Comme pourra vous le confirmer votre agence immobilière à Marrakech, en fonction du type de bail, l’on retrouve de nombreuses formes de contrat et des conditions qui leur sont particulières. La loi 67-12 précise qu’en matière de loyer, le bailleur et le locataire doivent prévoir ses modalités et les préciser dans le contrat. Toutefois le bailleur ne peut effectuer aucune augmentation avant trois ans. Même en cas d’augmentation du loyer, le nouveau loyer ne peut pas dépasser 8% de l’ancien loyer pour les locaux d’habitation et 10% pour les locaux commerciaux. Une autre innovation du nouveau contrat de bail, c’est que le locataire n’a désormais plus le droit de sous-louer son habitation, encore moins de céder son bail à quelqu’un d’autre, sauf si le contrat de bail spécifie ces conditions.

Votre agence immobilière à Marrakech ou au Maroc tout simplement peut aussi vous préciser ce que la nouvelle loi de contrat de bail dit à propos de la résiliation des contrats de bail.

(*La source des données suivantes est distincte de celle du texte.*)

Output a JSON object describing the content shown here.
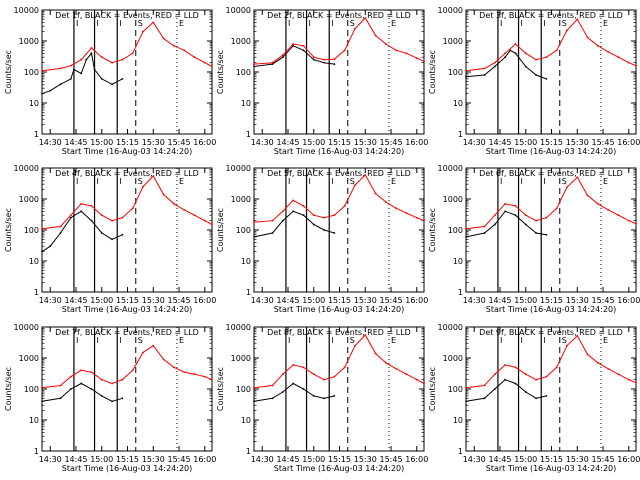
{
  "figure": {
    "xlabel": "Start Time (16-Aug-03 14:24:20)",
    "ylabel": "Counts/sec",
    "x_tick_labels": [
      "14:30",
      "14:45",
      "15:00",
      "15:15",
      "15:30",
      "15:45",
      "16:00"
    ],
    "y_tick_labels": [
      "1",
      "10",
      "100",
      "1000",
      "10000"
    ],
    "marker_labels": [
      "I",
      "S",
      "E"
    ],
    "colors": {
      "events": "#000000",
      "lld": "#ff0000",
      "background": "#ffffff"
    }
  },
  "chart_data": [
    {
      "type": "line",
      "title": "Det 1f, BLACK = Events, RED = LLD",
      "xlim": [
        14.42,
        16.07
      ],
      "ylim": [
        1,
        10000
      ],
      "yscale": "log",
      "vlines_solid": [
        14.73,
        14.93,
        15.15
      ],
      "vlines_dashed": [
        15.33
      ],
      "vlines_dotted": [
        15.73
      ],
      "series": [
        {
          "name": "Events",
          "color": "#000000",
          "x": [
            14.42,
            14.5,
            14.6,
            14.7,
            14.73,
            14.8,
            14.85,
            14.9,
            14.93,
            15.0,
            15.1,
            15.2
          ],
          "values": [
            20,
            25,
            40,
            60,
            120,
            90,
            250,
            400,
            120,
            60,
            40,
            60
          ]
        },
        {
          "name": "LLD",
          "color": "#ff0000",
          "x": [
            14.42,
            14.6,
            14.7,
            14.8,
            14.9,
            15.0,
            15.1,
            15.2,
            15.3,
            15.4,
            15.5,
            15.6,
            15.7,
            15.8,
            15.9,
            16.0,
            16.07
          ],
          "values": [
            110,
            130,
            160,
            250,
            600,
            300,
            200,
            250,
            400,
            2000,
            4000,
            1200,
            700,
            500,
            300,
            200,
            150
          ]
        }
      ]
    },
    {
      "type": "line",
      "title": "Det 2f, BLACK = Events, RED = LLD",
      "xlim": [
        14.42,
        16.07
      ],
      "ylim": [
        1,
        10000
      ],
      "yscale": "log",
      "vlines_solid": [
        14.73,
        14.93,
        15.15
      ],
      "vlines_dashed": [
        15.33
      ],
      "vlines_dotted": [
        15.73
      ],
      "series": [
        {
          "name": "Events",
          "color": "#000000",
          "x": [
            14.42,
            14.6,
            14.7,
            14.8,
            14.9,
            15.0,
            15.1,
            15.2
          ],
          "values": [
            150,
            180,
            300,
            700,
            500,
            250,
            200,
            180
          ]
        },
        {
          "name": "LLD",
          "color": "#ff0000",
          "x": [
            14.42,
            14.6,
            14.7,
            14.8,
            14.9,
            15.0,
            15.1,
            15.2,
            15.3,
            15.4,
            15.5,
            15.6,
            15.7,
            15.8,
            15.9,
            16.0,
            16.07
          ],
          "values": [
            180,
            200,
            350,
            800,
            700,
            300,
            250,
            260,
            500,
            2500,
            5500,
            1500,
            800,
            500,
            400,
            280,
            220
          ]
        }
      ]
    },
    {
      "type": "line",
      "title": "Det 3f, BLACK = Events, RED = LLD",
      "xlim": [
        14.42,
        16.07
      ],
      "ylim": [
        1,
        10000
      ],
      "yscale": "log",
      "vlines_solid": [
        14.73,
        14.93,
        15.15
      ],
      "vlines_dashed": [
        15.33
      ],
      "vlines_dotted": [
        15.73
      ],
      "series": [
        {
          "name": "Events",
          "color": "#000000",
          "x": [
            14.42,
            14.6,
            14.7,
            14.8,
            14.85,
            14.9,
            15.0,
            15.1,
            15.2
          ],
          "values": [
            70,
            80,
            150,
            300,
            500,
            400,
            150,
            80,
            60
          ]
        },
        {
          "name": "LLD",
          "color": "#ff0000",
          "x": [
            14.42,
            14.6,
            14.7,
            14.8,
            14.9,
            15.0,
            15.1,
            15.2,
            15.3,
            15.4,
            15.5,
            15.6,
            15.7,
            15.8,
            15.9,
            16.0,
            16.07
          ],
          "values": [
            110,
            130,
            200,
            400,
            800,
            400,
            250,
            300,
            500,
            2200,
            5000,
            1300,
            700,
            450,
            300,
            200,
            160
          ]
        }
      ]
    },
    {
      "type": "line",
      "title": "Det 4f, BLACK = Events, RED = LLD",
      "xlim": [
        14.42,
        16.07
      ],
      "ylim": [
        1,
        10000
      ],
      "yscale": "log",
      "vlines_solid": [
        14.73,
        14.93,
        15.15
      ],
      "vlines_dashed": [
        15.33
      ],
      "vlines_dotted": [
        15.73
      ],
      "series": [
        {
          "name": "Events",
          "color": "#000000",
          "x": [
            14.42,
            14.5,
            14.6,
            14.7,
            14.8,
            14.9,
            15.0,
            15.1,
            15.2
          ],
          "values": [
            20,
            30,
            80,
            250,
            400,
            200,
            80,
            50,
            70
          ]
        },
        {
          "name": "LLD",
          "color": "#ff0000",
          "x": [
            14.42,
            14.6,
            14.7,
            14.8,
            14.9,
            15.0,
            15.1,
            15.2,
            15.3,
            15.4,
            15.5,
            15.6,
            15.7,
            15.8,
            15.9,
            16.0,
            16.07
          ],
          "values": [
            110,
            130,
            300,
            700,
            600,
            300,
            200,
            250,
            500,
            2500,
            5500,
            1400,
            700,
            450,
            300,
            200,
            150
          ]
        }
      ]
    },
    {
      "type": "line",
      "title": "Det 5f, BLACK = Events, RED = LLD",
      "xlim": [
        14.42,
        16.07
      ],
      "ylim": [
        1,
        10000
      ],
      "yscale": "log",
      "vlines_solid": [
        14.73,
        14.93,
        15.15
      ],
      "vlines_dashed": [
        15.33
      ],
      "vlines_dotted": [
        15.73
      ],
      "series": [
        {
          "name": "Events",
          "color": "#000000",
          "x": [
            14.42,
            14.6,
            14.7,
            14.8,
            14.9,
            15.0,
            15.1,
            15.2
          ],
          "values": [
            60,
            80,
            200,
            400,
            300,
            150,
            100,
            80
          ]
        },
        {
          "name": "LLD",
          "color": "#ff0000",
          "x": [
            14.42,
            14.6,
            14.7,
            14.8,
            14.9,
            15.0,
            15.1,
            15.2,
            15.3,
            15.4,
            15.5,
            15.6,
            15.7,
            15.8,
            15.9,
            16.0,
            16.07
          ],
          "values": [
            180,
            200,
            400,
            900,
            600,
            300,
            250,
            300,
            600,
            2800,
            6000,
            1500,
            800,
            500,
            350,
            250,
            200
          ]
        }
      ]
    },
    {
      "type": "line",
      "title": "Det 6f, BLACK = Events, RED = LLD",
      "xlim": [
        14.42,
        16.07
      ],
      "ylim": [
        1,
        10000
      ],
      "yscale": "log",
      "vlines_solid": [
        14.73,
        14.93,
        15.15
      ],
      "vlines_dashed": [
        15.33
      ],
      "vlines_dotted": [
        15.73
      ],
      "series": [
        {
          "name": "Events",
          "color": "#000000",
          "x": [
            14.42,
            14.6,
            14.7,
            14.8,
            14.9,
            15.0,
            15.1,
            15.2
          ],
          "values": [
            60,
            80,
            150,
            400,
            300,
            150,
            80,
            70
          ]
        },
        {
          "name": "LLD",
          "color": "#ff0000",
          "x": [
            14.42,
            14.6,
            14.7,
            14.8,
            14.9,
            15.0,
            15.1,
            15.2,
            15.3,
            15.4,
            15.5,
            15.6,
            15.7,
            15.8,
            15.9,
            16.0,
            16.07
          ],
          "values": [
            110,
            130,
            300,
            700,
            600,
            300,
            200,
            250,
            500,
            2400,
            5000,
            1300,
            700,
            450,
            300,
            200,
            160
          ]
        }
      ]
    },
    {
      "type": "line",
      "title": "Det 7f, BLACK = Events, RED = LLD",
      "xlim": [
        14.42,
        16.07
      ],
      "ylim": [
        1,
        10000
      ],
      "yscale": "log",
      "vlines_solid": [
        14.73,
        14.93,
        15.15
      ],
      "vlines_dashed": [
        15.33
      ],
      "vlines_dotted": [
        15.73
      ],
      "series": [
        {
          "name": "Events",
          "color": "#000000",
          "x": [
            14.42,
            14.6,
            14.7,
            14.8,
            14.9,
            15.0,
            15.1,
            15.2
          ],
          "values": [
            40,
            50,
            100,
            150,
            100,
            60,
            40,
            50
          ]
        },
        {
          "name": "LLD",
          "color": "#ff0000",
          "x": [
            14.42,
            14.6,
            14.7,
            14.8,
            14.9,
            15.0,
            15.1,
            15.2,
            15.3,
            15.4,
            15.5,
            15.6,
            15.7,
            15.8,
            15.9,
            16.0,
            16.07
          ],
          "values": [
            110,
            130,
            250,
            400,
            350,
            200,
            150,
            200,
            400,
            1500,
            2500,
            900,
            500,
            350,
            300,
            250,
            200
          ]
        }
      ]
    },
    {
      "type": "line",
      "title": "Det 8f, BLACK = Events, RED = LLD",
      "xlim": [
        14.42,
        16.07
      ],
      "ylim": [
        1,
        10000
      ],
      "yscale": "log",
      "vlines_solid": [
        14.73,
        14.93,
        15.15
      ],
      "vlines_dashed": [
        15.33
      ],
      "vlines_dotted": [
        15.73
      ],
      "series": [
        {
          "name": "Events",
          "color": "#000000",
          "x": [
            14.42,
            14.6,
            14.7,
            14.8,
            14.9,
            15.0,
            15.1,
            15.2
          ],
          "values": [
            40,
            50,
            80,
            150,
            100,
            60,
            50,
            60
          ]
        },
        {
          "name": "LLD",
          "color": "#ff0000",
          "x": [
            14.42,
            14.6,
            14.7,
            14.8,
            14.9,
            15.0,
            15.1,
            15.2,
            15.3,
            15.4,
            15.5,
            15.6,
            15.7,
            15.8,
            15.9,
            16.0,
            16.07
          ],
          "values": [
            110,
            130,
            300,
            600,
            500,
            300,
            200,
            250,
            500,
            2500,
            5500,
            1400,
            700,
            450,
            300,
            200,
            150
          ]
        }
      ]
    },
    {
      "type": "line",
      "title": "Det 9f, BLACK = Events, RED = LLD",
      "xlim": [
        14.42,
        16.07
      ],
      "ylim": [
        1,
        10000
      ],
      "yscale": "log",
      "vlines_solid": [
        14.73,
        14.93,
        15.15
      ],
      "vlines_dashed": [
        15.33
      ],
      "vlines_dotted": [
        15.73
      ],
      "series": [
        {
          "name": "Events",
          "color": "#000000",
          "x": [
            14.42,
            14.6,
            14.7,
            14.8,
            14.9,
            15.0,
            15.1,
            15.2
          ],
          "values": [
            40,
            50,
            100,
            200,
            150,
            80,
            50,
            60
          ]
        },
        {
          "name": "LLD",
          "color": "#ff0000",
          "x": [
            14.42,
            14.6,
            14.7,
            14.8,
            14.9,
            15.0,
            15.1,
            15.2,
            15.3,
            15.4,
            15.5,
            15.6,
            15.7,
            15.8,
            15.9,
            16.0,
            16.07
          ],
          "values": [
            110,
            130,
            300,
            600,
            500,
            300,
            200,
            250,
            500,
            2500,
            5200,
            1300,
            700,
            450,
            300,
            200,
            160
          ]
        }
      ]
    }
  ]
}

Les clauses de résiliation sont organisées par les articles du DOC. La nouvelle loi précise avec détails les nouvelles conditions de résiliation du contrat de bail. Dans les cas suivants, le bailleur est dans son droit s’il veut résilier le contrat : négligence du locataire, usage du local différent de celui annoncé, non-paiement des mensualités. Ce nouveau contrat permet non seulement de protéger les bailleurs mais aussi les locataires qui connaissent désormais leurs droits.